Carlos Correas, muerto no hace mucho, tiene uno de los peores currículums que se puedan tener: admirador de Sartre, profesor universitario sin relevancia, polemista por amor a la polémica (como si eso fuera un mérito), colaborador en revistas de “ensayo negro” (¡ay, qué miedo!); salvo el libro mencionado, sus otros libros no tienen el menor interés (quizás, con viento a favor, los relatos de Los reportajes de Félix Chaneton se dejan todavía leer, sin contar que en los cincuenta produjo un simpático escandalete por publicar un cuento gay). Sólo le faltó ser peronista para vivir en el error pleno (en realidad lo fue, pero por poco tiempo). Pero con La operación Masotta logró no sólo revertir el curso de los acontecimientos, sino llegar a ese punto al que todo escritor desea llegar y sólo unos pocos consiguen: escribir un libro único.
Dos años antes, con Borges a contraluz, Estela Canto (otra gran escritora “olvidada”) había inaugurado, para la literatura argentina reciente, un género nuevo: la biografía en contra. Eso que en cualquier otro país es moneda corriente, aquí, tierra de pacatería y de bronces (luego robados de las plazas), representaba una real transgresión (encima con Borges…). Con el mismo estilo sibilino y malicioso, pero cargado de erudición y escepticismo, Correas iba todavía más allá. La operación Masotta contiene, como los buenos productos para el hogar, dos en uno: biografía de Masotta y a la vez autobiografía personal; ambas en contra. En contra de uno mismo y del otro; en contra de los amigos en común (Sebreli, Viñas, la década del 50, la del 60), en contra de las convenciones, de los géneros establecidos, de la sexualidad estándar, hasta desembocar en un nuevo género: el género singular, el género que se aplica a un solo libro; el suyo.
La operación Masotta no es un libro olvidado ni recordado. Sucede algo más interesante: no se sabe qué hacer con él. Es como un cactus: da sombra, pero nadie se le puede acercar.
Recordemos el año de la publicación, 1991. En pleno menemismo, es la época en que comienzan a aparecer libros académicos sobre los sesenta y setenta, memorias insulsas sobre “nuestros años sesenta” (los de ellos), tesinas llenas de Bourdieu, coloquios en universidades norteamericanas.

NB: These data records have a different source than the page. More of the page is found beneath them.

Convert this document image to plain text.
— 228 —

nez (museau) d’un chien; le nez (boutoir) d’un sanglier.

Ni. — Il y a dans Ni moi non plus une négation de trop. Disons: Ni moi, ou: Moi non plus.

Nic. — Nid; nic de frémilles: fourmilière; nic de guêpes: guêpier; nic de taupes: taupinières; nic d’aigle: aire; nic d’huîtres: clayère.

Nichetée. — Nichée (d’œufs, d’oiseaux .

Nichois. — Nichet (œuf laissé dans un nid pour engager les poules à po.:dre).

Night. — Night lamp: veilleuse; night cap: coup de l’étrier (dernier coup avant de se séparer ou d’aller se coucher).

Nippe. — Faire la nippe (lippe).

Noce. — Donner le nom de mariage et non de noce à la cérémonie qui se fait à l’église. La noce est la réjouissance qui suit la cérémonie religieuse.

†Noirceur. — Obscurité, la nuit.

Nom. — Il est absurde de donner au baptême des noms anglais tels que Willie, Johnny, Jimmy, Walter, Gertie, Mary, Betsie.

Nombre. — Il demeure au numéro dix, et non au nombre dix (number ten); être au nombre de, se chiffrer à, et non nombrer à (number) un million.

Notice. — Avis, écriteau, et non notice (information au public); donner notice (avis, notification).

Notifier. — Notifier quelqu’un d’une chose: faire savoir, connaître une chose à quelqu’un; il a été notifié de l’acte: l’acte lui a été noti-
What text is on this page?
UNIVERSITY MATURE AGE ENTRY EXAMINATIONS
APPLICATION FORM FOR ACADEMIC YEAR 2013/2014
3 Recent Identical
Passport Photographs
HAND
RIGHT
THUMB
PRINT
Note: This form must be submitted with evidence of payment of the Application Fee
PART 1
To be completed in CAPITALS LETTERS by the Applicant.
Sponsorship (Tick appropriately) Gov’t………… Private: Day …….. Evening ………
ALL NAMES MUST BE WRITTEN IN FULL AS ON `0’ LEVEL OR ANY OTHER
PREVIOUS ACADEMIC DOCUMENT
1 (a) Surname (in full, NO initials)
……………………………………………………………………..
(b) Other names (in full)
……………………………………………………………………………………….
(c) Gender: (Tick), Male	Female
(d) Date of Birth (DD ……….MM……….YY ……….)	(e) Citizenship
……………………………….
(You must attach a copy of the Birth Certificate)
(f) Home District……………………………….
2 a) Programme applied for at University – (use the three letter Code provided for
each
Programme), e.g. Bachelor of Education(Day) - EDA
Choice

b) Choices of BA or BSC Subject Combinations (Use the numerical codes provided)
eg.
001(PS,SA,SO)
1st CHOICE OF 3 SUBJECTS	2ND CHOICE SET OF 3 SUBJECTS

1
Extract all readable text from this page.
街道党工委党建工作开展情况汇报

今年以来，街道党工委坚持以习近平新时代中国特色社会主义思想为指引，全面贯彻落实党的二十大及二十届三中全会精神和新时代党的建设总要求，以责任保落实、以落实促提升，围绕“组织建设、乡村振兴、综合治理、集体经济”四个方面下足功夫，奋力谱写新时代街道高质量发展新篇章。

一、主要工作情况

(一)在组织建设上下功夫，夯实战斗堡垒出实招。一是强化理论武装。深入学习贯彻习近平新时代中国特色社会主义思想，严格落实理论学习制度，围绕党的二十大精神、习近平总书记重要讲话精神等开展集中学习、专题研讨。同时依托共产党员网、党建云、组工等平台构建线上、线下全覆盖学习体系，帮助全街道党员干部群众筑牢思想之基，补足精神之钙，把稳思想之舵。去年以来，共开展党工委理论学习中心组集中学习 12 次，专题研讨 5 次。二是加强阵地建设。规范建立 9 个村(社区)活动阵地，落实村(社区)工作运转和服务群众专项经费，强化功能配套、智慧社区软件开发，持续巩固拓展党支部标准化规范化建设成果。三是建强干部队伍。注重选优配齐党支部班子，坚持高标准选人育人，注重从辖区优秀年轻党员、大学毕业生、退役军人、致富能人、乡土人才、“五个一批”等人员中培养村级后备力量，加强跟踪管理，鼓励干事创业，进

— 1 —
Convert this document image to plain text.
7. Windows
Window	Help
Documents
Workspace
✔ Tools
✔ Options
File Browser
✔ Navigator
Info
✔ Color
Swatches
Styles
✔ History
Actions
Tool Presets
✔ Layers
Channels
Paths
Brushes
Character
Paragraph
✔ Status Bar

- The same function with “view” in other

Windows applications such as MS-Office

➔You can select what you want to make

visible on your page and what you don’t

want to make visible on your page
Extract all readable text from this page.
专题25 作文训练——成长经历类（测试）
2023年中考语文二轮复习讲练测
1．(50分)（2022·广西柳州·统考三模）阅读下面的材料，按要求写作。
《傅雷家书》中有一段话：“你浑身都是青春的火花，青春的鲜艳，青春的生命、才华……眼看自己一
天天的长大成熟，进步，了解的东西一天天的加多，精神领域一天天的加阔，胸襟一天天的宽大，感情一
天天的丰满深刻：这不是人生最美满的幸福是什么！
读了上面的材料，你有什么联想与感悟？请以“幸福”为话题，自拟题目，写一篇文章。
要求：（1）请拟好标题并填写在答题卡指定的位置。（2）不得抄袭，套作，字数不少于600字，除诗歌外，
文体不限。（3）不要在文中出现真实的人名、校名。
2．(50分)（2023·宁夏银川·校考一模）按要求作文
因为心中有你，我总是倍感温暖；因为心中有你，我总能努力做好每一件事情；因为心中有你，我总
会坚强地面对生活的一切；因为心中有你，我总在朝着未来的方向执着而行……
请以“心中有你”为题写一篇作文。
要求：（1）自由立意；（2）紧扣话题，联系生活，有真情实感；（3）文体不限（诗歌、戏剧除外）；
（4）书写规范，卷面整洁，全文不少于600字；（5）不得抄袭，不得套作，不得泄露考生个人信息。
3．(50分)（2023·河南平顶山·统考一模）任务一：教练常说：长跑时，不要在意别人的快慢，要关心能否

Luego el mercado mostraría la voluntad (en tres tomos) de hacerse cargo del tema. Más tarde Kirchner y su mujer dirán que se reivindican de esa tradición. En fin… (no más preguntas, señor juez). Pero el libro de Correas no integra esa genealogía. No sólo porque arranca en los cincuenta (hecho que parece menor, pero que en realidad es bien relevante para la historia intelectual reciente), sino, sobre todo, porque es una extraordinaria crónica del intelectual argentino como aventurero, como bandolero. Una impecable descripción de esas décadas, hoy mitificadas, como las de la puesta en escena de la ética picaresca en donde no hay rastros de heroísmo ni de ninguna otra clase de épica. Bajo el mandato de la melancolía porteña, el intelectual argentino aparece como el gran impostor de la historia, un tahúr que olvida sus trucos.
La operación Masotta no es un libro olvidado. De hecho buena parte del campo intelectual argentino lo ha leído. Sólo que no se dieron cuenta.